My next stop after Elsthorpe Reserve was Blackhead Beach.
This beach has a nice fine light brown sand. It is not very shelly nor much in the way of crystals like Coromandel sand [on the Whitianga side]
The tide is out so the groundwater seeps out of the sand to get to the sea leaving the sand moist and reflective like a mirror. Past the sand is an area of flat rock. It is easy to walk on as it is quite flat and even.
I couldn't resist a foto of the clouds reflected in the sand.
This could be the mountains of Australia. .. completely bare of vegetation.
I loved rock pools as a young child, because they were so alive. Can you see the fish in this pool. I believe there are at least four.
One, the smaller is a snail, the other is a crab.
Three tufts of seaweed on a rock. Two scuttled around, the other was rooted to the spot. Hermit crabs!!
The sea is full of life, the land hardly alive.

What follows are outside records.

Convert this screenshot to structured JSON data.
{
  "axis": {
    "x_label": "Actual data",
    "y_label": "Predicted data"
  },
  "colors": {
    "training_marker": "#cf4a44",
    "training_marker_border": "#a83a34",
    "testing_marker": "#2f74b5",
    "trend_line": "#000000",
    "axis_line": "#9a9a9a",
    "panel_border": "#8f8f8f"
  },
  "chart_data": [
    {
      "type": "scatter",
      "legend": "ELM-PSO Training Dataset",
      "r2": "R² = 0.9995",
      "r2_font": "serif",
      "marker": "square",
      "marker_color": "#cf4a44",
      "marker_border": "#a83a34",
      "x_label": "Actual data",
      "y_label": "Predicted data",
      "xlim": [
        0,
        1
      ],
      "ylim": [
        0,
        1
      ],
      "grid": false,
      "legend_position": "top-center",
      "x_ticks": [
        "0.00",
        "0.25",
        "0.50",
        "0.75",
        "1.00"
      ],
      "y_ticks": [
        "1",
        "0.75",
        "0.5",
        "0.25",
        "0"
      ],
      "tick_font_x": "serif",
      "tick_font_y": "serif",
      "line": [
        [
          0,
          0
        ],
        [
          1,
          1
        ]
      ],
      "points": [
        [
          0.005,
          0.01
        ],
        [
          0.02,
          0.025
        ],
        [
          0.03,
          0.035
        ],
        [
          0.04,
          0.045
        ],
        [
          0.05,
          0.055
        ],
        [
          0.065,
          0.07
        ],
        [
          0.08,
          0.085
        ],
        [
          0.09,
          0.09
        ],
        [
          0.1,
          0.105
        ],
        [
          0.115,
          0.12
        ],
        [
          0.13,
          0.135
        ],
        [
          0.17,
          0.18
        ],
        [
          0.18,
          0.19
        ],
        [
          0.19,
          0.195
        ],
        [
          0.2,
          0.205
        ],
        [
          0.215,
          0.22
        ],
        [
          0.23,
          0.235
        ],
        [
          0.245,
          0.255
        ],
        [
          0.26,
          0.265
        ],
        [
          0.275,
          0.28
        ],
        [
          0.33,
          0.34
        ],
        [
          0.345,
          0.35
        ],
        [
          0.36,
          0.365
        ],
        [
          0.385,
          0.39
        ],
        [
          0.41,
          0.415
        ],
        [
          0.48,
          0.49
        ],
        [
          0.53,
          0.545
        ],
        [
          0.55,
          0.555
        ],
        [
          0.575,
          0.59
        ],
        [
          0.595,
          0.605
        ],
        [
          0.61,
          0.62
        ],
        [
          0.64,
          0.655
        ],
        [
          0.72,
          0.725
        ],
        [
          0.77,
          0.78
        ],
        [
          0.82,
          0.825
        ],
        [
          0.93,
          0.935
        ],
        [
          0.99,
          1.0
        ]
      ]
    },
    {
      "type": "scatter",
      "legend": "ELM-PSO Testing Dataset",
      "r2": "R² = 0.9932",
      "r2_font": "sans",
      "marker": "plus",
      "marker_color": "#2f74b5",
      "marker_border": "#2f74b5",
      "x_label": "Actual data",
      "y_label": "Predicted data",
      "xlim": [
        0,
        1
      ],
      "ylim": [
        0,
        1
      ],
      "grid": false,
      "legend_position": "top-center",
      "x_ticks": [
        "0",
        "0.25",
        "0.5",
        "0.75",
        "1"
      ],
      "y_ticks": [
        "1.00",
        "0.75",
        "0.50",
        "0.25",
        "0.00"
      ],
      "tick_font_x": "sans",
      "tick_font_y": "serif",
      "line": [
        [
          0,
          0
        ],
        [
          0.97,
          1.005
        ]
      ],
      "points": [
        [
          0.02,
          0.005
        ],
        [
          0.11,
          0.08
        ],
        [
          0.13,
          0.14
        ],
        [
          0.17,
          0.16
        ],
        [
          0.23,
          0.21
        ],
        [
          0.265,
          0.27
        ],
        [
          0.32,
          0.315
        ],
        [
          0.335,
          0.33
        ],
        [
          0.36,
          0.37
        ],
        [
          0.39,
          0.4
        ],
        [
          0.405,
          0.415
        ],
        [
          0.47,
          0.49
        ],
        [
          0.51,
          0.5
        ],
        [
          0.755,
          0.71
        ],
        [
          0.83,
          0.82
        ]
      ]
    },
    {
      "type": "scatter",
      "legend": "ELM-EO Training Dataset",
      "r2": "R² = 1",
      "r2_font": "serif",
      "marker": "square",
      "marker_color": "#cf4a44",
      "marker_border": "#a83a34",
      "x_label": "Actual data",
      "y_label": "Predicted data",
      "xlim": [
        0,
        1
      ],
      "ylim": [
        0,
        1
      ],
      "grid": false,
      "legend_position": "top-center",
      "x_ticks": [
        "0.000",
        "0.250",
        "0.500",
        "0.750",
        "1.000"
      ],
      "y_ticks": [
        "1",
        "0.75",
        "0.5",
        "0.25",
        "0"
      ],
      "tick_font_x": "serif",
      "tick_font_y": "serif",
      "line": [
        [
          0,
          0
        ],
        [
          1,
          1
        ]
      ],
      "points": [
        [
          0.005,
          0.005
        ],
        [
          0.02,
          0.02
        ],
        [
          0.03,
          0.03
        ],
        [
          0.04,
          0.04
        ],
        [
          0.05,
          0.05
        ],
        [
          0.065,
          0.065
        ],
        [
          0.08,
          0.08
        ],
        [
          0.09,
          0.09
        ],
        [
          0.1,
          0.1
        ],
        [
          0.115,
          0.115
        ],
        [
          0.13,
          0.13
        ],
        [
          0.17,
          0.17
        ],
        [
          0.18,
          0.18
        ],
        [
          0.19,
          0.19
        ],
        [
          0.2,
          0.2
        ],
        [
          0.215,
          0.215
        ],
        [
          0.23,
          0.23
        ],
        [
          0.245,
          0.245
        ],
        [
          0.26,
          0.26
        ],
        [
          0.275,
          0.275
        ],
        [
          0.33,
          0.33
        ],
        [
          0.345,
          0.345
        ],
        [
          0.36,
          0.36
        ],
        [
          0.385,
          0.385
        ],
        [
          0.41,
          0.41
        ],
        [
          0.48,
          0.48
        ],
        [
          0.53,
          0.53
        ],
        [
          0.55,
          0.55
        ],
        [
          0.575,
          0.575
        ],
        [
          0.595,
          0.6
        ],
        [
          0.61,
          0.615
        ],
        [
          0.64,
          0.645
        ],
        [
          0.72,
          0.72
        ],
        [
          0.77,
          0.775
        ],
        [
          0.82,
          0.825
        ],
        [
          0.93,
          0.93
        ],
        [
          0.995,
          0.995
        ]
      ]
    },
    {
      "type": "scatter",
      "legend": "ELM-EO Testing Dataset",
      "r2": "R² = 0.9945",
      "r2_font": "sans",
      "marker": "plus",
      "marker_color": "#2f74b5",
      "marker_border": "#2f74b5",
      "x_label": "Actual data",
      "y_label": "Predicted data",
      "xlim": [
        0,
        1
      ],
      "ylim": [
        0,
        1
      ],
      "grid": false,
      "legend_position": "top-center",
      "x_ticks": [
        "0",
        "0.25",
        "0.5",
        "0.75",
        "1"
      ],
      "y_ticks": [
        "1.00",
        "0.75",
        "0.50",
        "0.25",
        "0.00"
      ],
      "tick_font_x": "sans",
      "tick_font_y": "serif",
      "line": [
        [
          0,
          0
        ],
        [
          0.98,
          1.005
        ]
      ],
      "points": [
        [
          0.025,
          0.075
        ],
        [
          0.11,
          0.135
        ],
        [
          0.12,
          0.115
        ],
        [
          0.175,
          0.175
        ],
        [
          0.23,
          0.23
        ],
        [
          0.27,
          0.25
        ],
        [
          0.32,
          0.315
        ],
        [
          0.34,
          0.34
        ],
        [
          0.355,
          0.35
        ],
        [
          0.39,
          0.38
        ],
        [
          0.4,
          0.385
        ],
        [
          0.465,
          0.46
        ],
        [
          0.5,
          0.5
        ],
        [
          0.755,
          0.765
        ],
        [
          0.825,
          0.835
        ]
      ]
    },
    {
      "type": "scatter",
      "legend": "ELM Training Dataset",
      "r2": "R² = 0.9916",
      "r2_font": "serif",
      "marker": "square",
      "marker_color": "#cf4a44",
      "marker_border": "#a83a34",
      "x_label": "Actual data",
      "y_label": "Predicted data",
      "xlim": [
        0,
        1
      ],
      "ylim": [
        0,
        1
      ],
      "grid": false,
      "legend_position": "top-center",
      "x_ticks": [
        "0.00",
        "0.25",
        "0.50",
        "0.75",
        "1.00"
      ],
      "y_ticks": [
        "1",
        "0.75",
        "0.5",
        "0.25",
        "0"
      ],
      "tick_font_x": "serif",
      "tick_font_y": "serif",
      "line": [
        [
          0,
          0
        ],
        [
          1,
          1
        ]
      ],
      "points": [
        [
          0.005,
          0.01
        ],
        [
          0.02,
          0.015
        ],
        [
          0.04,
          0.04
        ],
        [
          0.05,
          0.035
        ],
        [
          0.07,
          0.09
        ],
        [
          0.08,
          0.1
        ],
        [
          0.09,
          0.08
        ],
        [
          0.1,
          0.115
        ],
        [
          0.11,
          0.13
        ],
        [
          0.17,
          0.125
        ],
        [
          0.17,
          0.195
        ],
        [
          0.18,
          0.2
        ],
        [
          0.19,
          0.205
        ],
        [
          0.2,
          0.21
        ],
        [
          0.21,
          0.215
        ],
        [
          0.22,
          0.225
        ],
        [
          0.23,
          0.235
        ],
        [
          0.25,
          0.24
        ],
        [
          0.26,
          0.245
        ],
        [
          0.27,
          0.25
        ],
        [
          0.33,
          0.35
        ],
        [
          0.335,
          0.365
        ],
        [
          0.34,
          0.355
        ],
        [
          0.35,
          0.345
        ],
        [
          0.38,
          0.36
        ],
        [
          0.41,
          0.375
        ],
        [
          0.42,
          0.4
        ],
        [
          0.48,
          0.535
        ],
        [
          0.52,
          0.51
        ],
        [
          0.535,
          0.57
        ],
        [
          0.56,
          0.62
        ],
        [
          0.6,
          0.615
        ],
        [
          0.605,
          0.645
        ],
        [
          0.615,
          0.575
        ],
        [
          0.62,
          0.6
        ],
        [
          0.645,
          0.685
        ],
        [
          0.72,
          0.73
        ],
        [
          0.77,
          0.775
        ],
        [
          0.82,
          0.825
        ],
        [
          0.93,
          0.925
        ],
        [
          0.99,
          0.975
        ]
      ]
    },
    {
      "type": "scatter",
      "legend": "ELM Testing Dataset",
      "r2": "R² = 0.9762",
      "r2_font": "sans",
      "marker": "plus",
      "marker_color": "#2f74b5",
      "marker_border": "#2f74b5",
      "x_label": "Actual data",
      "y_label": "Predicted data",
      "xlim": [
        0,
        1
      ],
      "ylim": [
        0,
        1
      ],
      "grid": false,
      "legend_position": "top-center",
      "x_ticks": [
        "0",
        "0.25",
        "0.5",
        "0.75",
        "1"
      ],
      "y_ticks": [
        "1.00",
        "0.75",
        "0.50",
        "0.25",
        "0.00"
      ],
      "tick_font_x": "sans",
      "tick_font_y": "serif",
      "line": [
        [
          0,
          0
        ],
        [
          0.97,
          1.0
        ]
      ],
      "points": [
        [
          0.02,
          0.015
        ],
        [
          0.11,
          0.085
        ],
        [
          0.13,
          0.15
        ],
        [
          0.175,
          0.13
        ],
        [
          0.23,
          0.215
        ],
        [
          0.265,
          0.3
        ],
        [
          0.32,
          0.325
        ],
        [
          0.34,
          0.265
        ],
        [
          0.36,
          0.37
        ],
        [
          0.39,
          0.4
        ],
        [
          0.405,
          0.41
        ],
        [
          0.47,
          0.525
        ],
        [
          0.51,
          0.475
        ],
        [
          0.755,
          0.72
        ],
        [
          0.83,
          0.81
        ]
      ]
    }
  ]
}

A black-backed gull. Large and noisy.
No mention of Blackhead Beach. There has been a smidgeon of rain as I arrived. The telltale is the underside of the sign. Dew drops? Rain?
The marine reserves are well understood and are by and large respected. They are also well policed by locals.
No European beach would have such a notice. For us it is in earnest.
This is Porangahau Beach. It is almost twenty kilometres long. Very wide and flat, with a few dangerous currents or "rips" as they are known here.
The hinterland here is flat. We do "love" our pine trees!!
The sea is very quiet today. A couple of children are have fun at the waters edge. They shouldn't be allowed to swim without adult supervision because of the "rips".
Although it is a long beach, all the beach houses are just up here. Although it is one of the nicest beaches in Hawkes Bay, it makes me long for the beaches of the Coromandel.